HalfBaker, Oct 04 2007
  

       //Very neat. I just hope it's done soon, though-- nitrate film disintegrates (literally) after a hundred years or so.//   

       So does acetate, and the time may be well under 100 years if storage conditions are not good. The big problem with nitrate film isn't just that it disintegrates, but that the products of such disintegration are extremely flammable and may sometimes self-ignite.
supercat, Oct 04 2007
  

       Take another tangent; good idea, wrong application in my opinion...   

       Decomposing nitrate, diacetate and acetate film sometimes develops dimensional instability in the form of blisters, buckles or waviness that is difficult to "smooth out" optically due to varying image geometry. This scanner could contribute to a smoother playback by using some form of mesh deformation algorithm to "de-warp" the image. Using a "normal" sample of a bit of film in the reel that is fairly flat and undeformed, you could map the deformed frames to this "ideal" mesh and hopefully remove some of the geometric distortion.   

       Of course, I am speaking of terminally decomposing film; film that is often written off as being unrecoverable or beyond economical recovery efforts.   

       While the economic viability (i.e., profitability) of developing such a tool would be next to nothing, it would be a real boon to film archivists.   

       In fact, I was searching the internet for a pre-fab solution to this very problem when I ran across this site!
kinemech, Mar 27 2008
  

       I'm somewhat curious about film restoration; how often will a film have usable images and yet be too brittle and deformed to scan using conventional means? If a film became impossibly brittle, and yet the emulsion was still stuck soundly to the base, I would think it might be possible to carefully use a knife to cut off strips of 2-6 frames at a time and scan them; the holographic scanner idea could help greatly if the strips didn't lie flat (trying to force the strips to lie flat could easily destroy the images thereon). I would think some restorationists would cringe at the idea of chopping a roll of rare movie film into little pieces, but using such an approach one could avoid having to flex the original material at all.   

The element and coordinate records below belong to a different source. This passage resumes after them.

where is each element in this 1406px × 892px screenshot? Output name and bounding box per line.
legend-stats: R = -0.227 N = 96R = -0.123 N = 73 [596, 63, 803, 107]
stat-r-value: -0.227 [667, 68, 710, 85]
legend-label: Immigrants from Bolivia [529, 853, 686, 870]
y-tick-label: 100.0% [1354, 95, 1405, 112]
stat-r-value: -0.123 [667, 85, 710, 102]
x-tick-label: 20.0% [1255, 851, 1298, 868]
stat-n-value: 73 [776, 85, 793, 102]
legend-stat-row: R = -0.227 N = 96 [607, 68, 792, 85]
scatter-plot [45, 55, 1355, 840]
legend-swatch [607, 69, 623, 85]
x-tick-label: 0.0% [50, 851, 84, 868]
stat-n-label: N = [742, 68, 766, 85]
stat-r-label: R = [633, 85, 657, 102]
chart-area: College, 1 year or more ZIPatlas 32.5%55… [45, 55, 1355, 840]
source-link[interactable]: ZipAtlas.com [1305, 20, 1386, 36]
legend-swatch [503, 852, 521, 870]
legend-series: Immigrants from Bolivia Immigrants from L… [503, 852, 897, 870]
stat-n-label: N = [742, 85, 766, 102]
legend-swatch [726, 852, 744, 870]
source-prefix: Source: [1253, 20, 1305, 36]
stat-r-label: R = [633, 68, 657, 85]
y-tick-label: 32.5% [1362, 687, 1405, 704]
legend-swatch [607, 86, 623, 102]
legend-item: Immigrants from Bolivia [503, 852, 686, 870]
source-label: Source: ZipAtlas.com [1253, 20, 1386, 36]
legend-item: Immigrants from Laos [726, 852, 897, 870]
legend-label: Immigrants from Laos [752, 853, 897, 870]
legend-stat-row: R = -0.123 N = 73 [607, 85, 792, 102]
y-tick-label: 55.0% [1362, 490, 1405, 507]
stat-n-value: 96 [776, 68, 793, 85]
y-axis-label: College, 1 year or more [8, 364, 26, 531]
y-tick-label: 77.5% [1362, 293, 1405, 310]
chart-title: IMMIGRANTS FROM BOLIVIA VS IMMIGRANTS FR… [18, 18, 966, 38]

       Of course, that leaves open the question: if movie film has degraded to that point, is the emulsion likely to remain attached?
supercat, Mar 28 2008
  

       It is very hard to generalize how film degrades, but, yes, you can have a film so brittle it cannot be unrolled from the reel without it snapping AND still have very viable images on the emulsion.   

       ( too bad you cannot post images here or I would show you an example )   

       When the film HAS reached this point, archivists are all for whatever is required to copy the film if it is unique and in active decomposition.   

       The film is going away anyway, so either do nothing and loose everything OR try whatever you can and retain something.   

       Your idea to do it in strips is not unique; it is being done in several labs I know of -- they simply wind the film out on to a backlit table and use a digital camera to take frame grabs of the images for later digital processing.   

       Not perfect, but it DOES save something and can result in some decent images.   

       You would be amazed at the physical condition a roll of film can degrade to and still retain enough information to make it worthwhile to copy.   

       If it is the ONLY known copy in the World, then you try real hard to recover it.